No animal food of any kind (including fowl and fish — salt and fresh) should be brought upon the breakfast table ; nor should any such food be eaten by any of the boarders for their breakfast. But the best bread that can be made or procured, of unboulted and coarsely ground wheaten meal, should always be provided for the table ; also, rye, indian, barley, and oatmeal bread, may be eaten at each and every meal: but these varieties are not all to be used at the same meal, and they should be regulated by a rule of the house, established by a majority of Ihe boarders, so as to protect the keeper of the house from unreasonable and capricious demands for change and variety. The bread should not be eaten until at least twelve hours after it comes from the oven, and it is better at twenty-four hours old ; and if toasted, it should not be buttered till it is quite cold ; and no warm cakes, buck-wheat nor any other kind, should be brought upon the table at any time. Indian samp, hominy, and mush, and plain boiled rice, with milk, sugar, or molasses, but without butter, may be taken at breakfast, or either of the other meals.

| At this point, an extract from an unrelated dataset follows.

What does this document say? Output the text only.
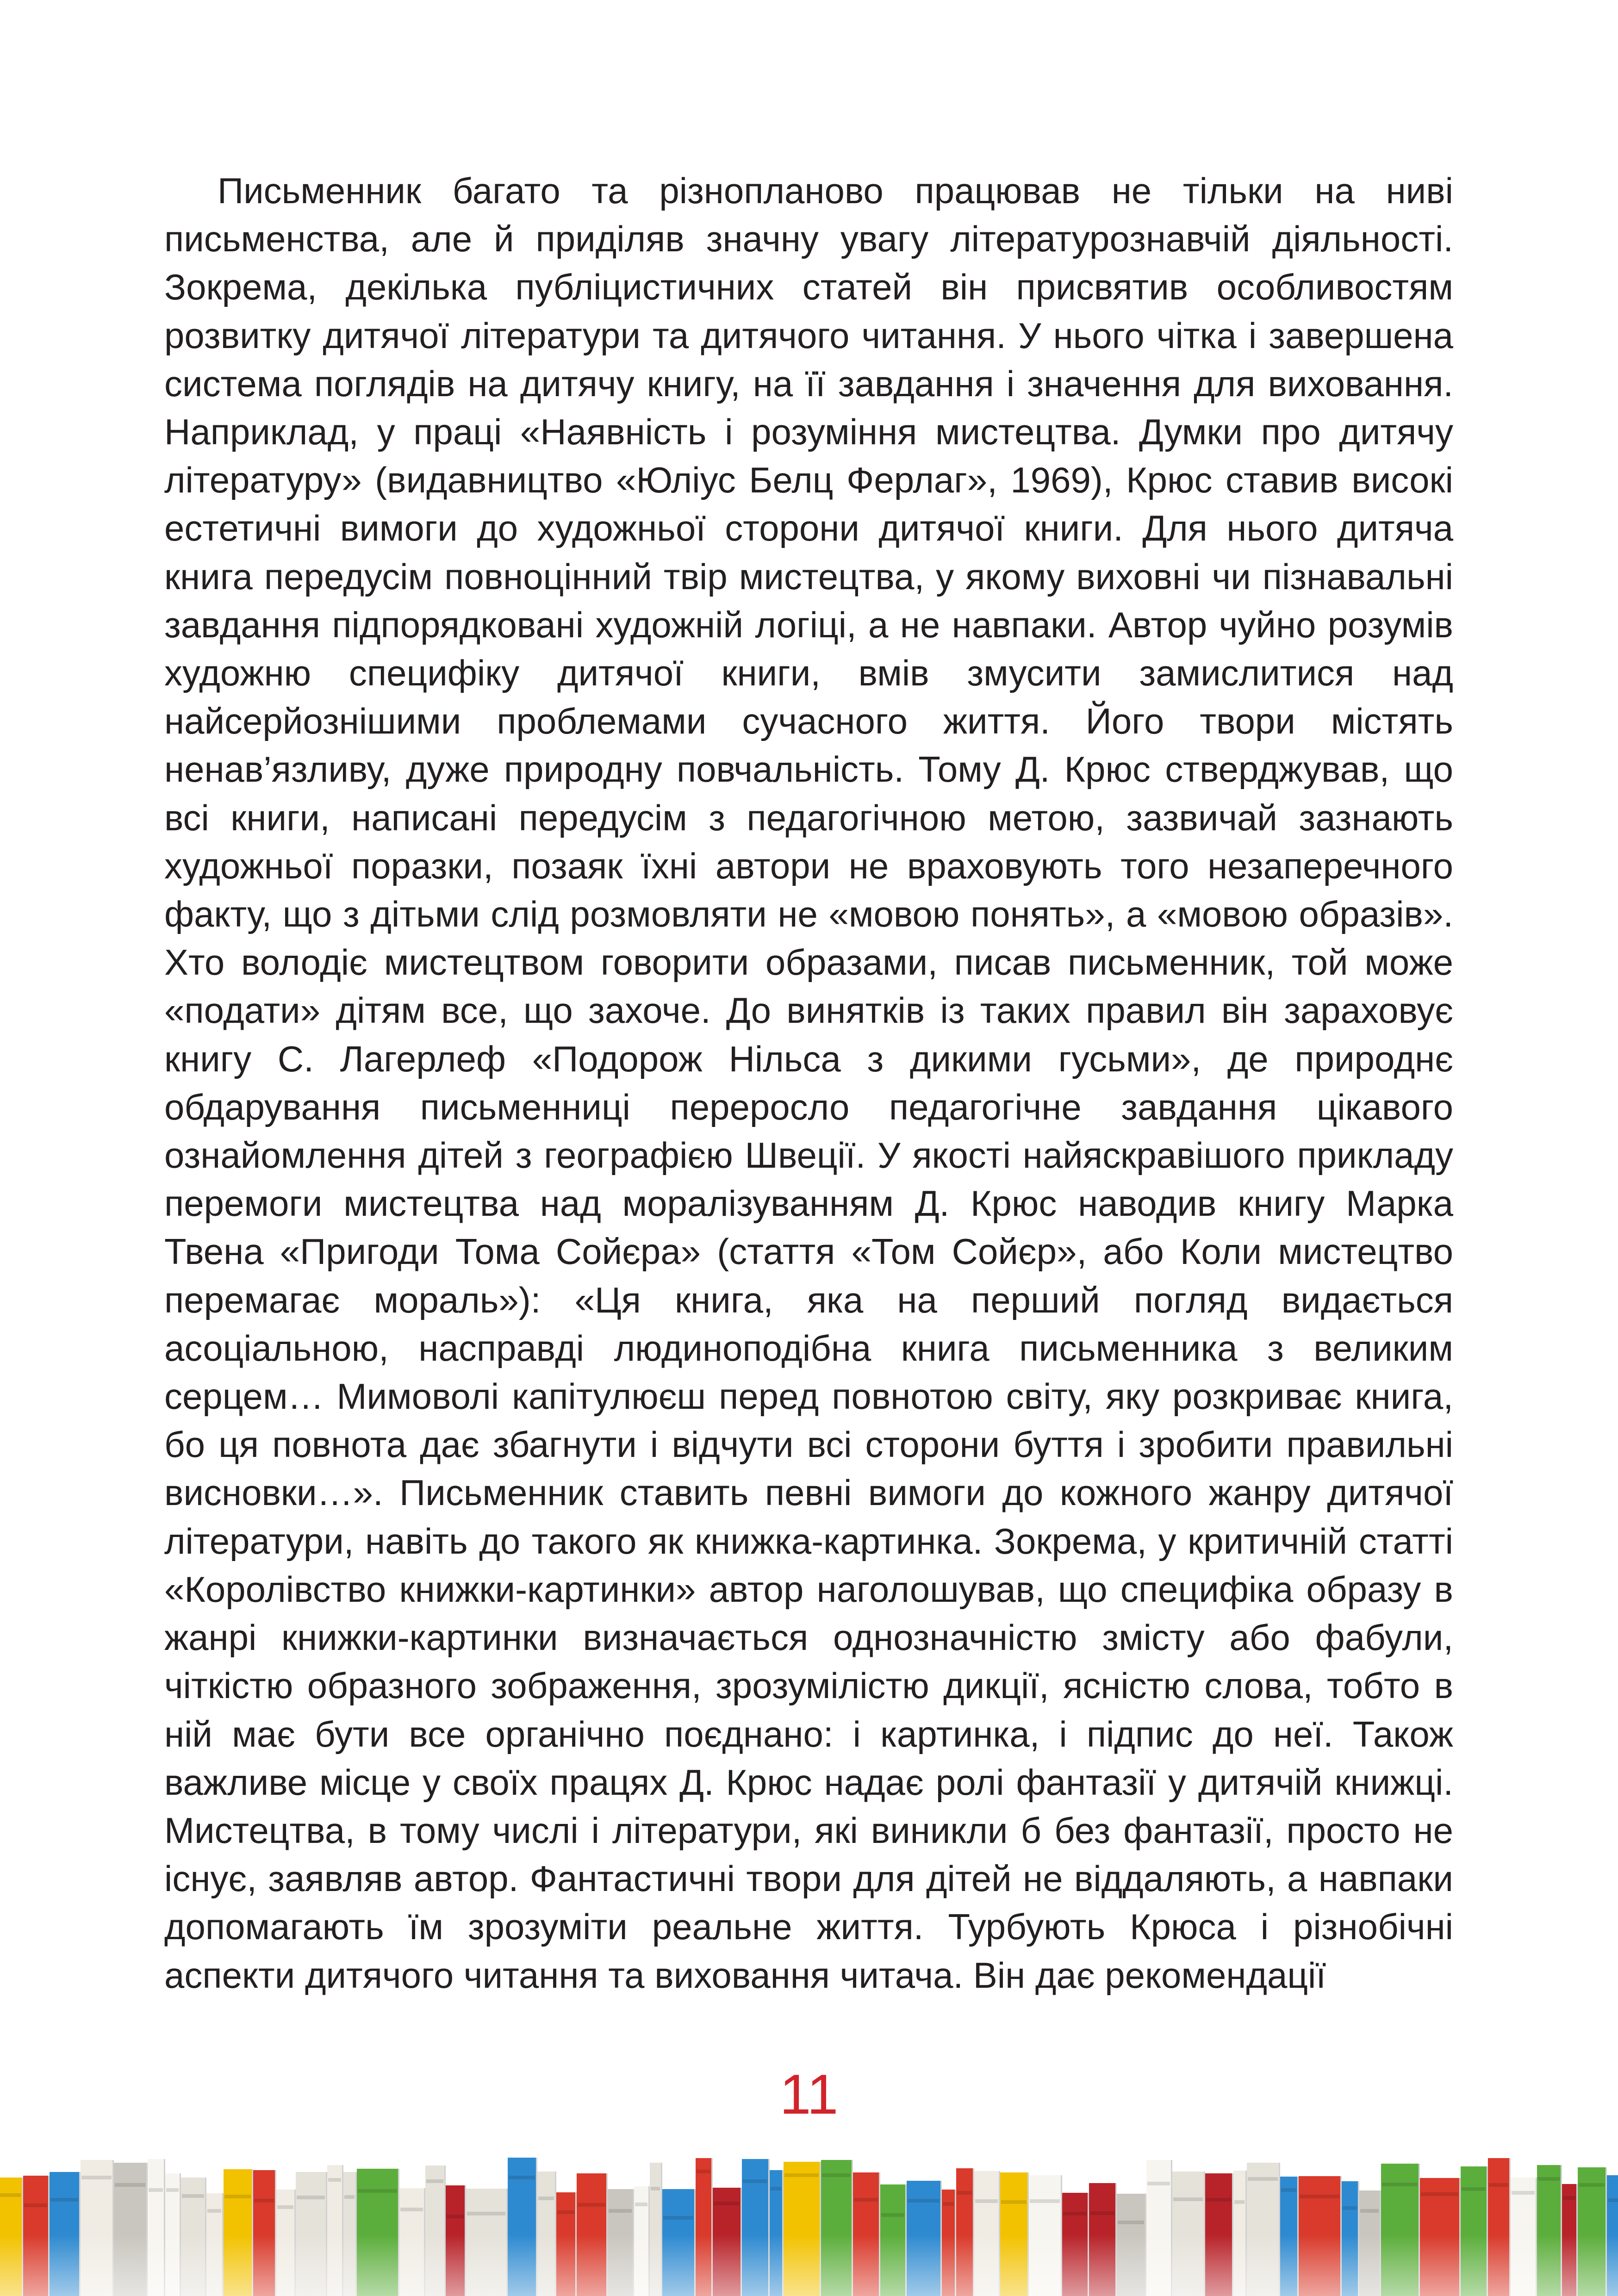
Письменник багато та різнопланово працював не тільки на ниві письменства, але й приділяв значну увагу літературознавчій діяльності. Зокрема, декілька публіцистичних статей він присвятив особливостям розвитку дитячої літератури та дитячого читання. У нього чітка і завершена система поглядів на дитячу книгу, на її завдання і значення для виховання. Наприклад, у праці «Наявність і розуміння мистецтва. Думки про дитячу літературу» (видавництво «Юліус Белц Ферлаг», 1969), Крюс ставив високі естетичні вимоги до художньої сторони дитячої книги. Для нього дитяча книга передусім повноцінний твір мистецтва, у якому виховні чи пізнавальні завдання підпорядковані художній логіці, а не навпаки. Автор чуйно розумів художню специфіку дитячої книги, вмів змусити замислитися над найсерйознішими проблемами сучасного життя. Його твори містять ненав’язливу, дуже природну повчальність. Тому Д. Крюс стверджував, що всі книги, написані передусім з педагогічною метою, зазвичай зазнають художньої поразки, позаяк їхні автори не враховують того незаперечного факту, що з дітьми слід розмовляти не «мовою понять», а «мовою образів». Хто володіє мистецтвом говорити образами, писав письменник, той може «подати» дітям все, що захоче. До винятків із таких правил він зараховує книгу С. Лагерлеф «Подорож Нільса з дикими гусьми», де природнє обдарування письменниці переросло педагогічне завдання цікавого ознайомлення дітей з географією Швеції. У якості найяскравішого прикладу перемоги мистецтва над моралізуванням Д. Крюс наводив книгу Марка Твена «Пригоди Тома Сойєра» (стаття «Том Сойєр», або Коли мистецтво перемагає мораль»): «Ця книга, яка на перший погляд видається асоціальною, насправді людиноподібна книга письменника з великим серцем… Мимоволі капітулюєш перед повнотою світу, яку розкриває книга, бо ця повнота дає збагнути і відчути всі сторони буття і зробити правильні висновки…». Письменник ставить певні вимоги до кожного жанру дитячої літератури, навіть до такого як книжка-картинка. Зокрема, у критичній статті «Королівство книжки-картинки» автор наголошував, що специфіка образу в жанрі книжки-картинки визначається однозначністю змісту або фабули, чіткістю образного зображення, зрозумілістю дикції, ясністю слова, тобто в ній має бути все органічно поєднано: і картинка, і підпис до неї. Також важливе місце у своїх працях Д. Крюс надає ролі фантазії у дитячій книжці. Мистецтва, в тому числі і літератури, які виникли б без фантазії, просто не існує, заявляв автор. Фантастичні твори для дітей не віддаляють, а навпаки допомагають їм зрозуміти реальне життя. Турбують Крюса і різнобічні аспекти дитячого читання та виховання читача. Він дає рекомендації

11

Slightly boiled eggs may be eaten, but not exceeding two (and one would be preferable) by each boarder at a meal. Fruit of various kinds, according to the season, should be uniformly furnished for the breakfast table; such as stewed, dried, or fresh apples, peaches, pears, cherries, plums, cranberries, etc etc. And in their season, a reasonable quantity of strawberries, raspberries, blackberries, &c. &c. should be furnished for the table, if the quantity in the market will afford them at a reasonable price. The butter used upon the table should be of the sweetest and best kind that can be procured, and very sparingly eaten; and only on such bread and other things as will not melt it.

Rule VIII. Dinner.
The dining table should be furnished with great neatness, plainness and simplicity. If animal food is used at all, (which is not necessary nor best,) not more than one kind of flesh should be brought on the table at the same meal, and that should be either boiled, roasted, broiled or baked, and furnished only with its own juices as a gravy ; nor should any other article of seasoning be used upon it in cooking, nor by the boarders in eating, besides a moderate quantity of salt. Black and red pepper, mustard, and such kinds of seasonings, together with all made gravies, should be totally, and utterly excluded from the table and from the kitchen.  Butter, at best, is a questionable article, and should be very sparingly used by the healthy, and not at all by the diseased.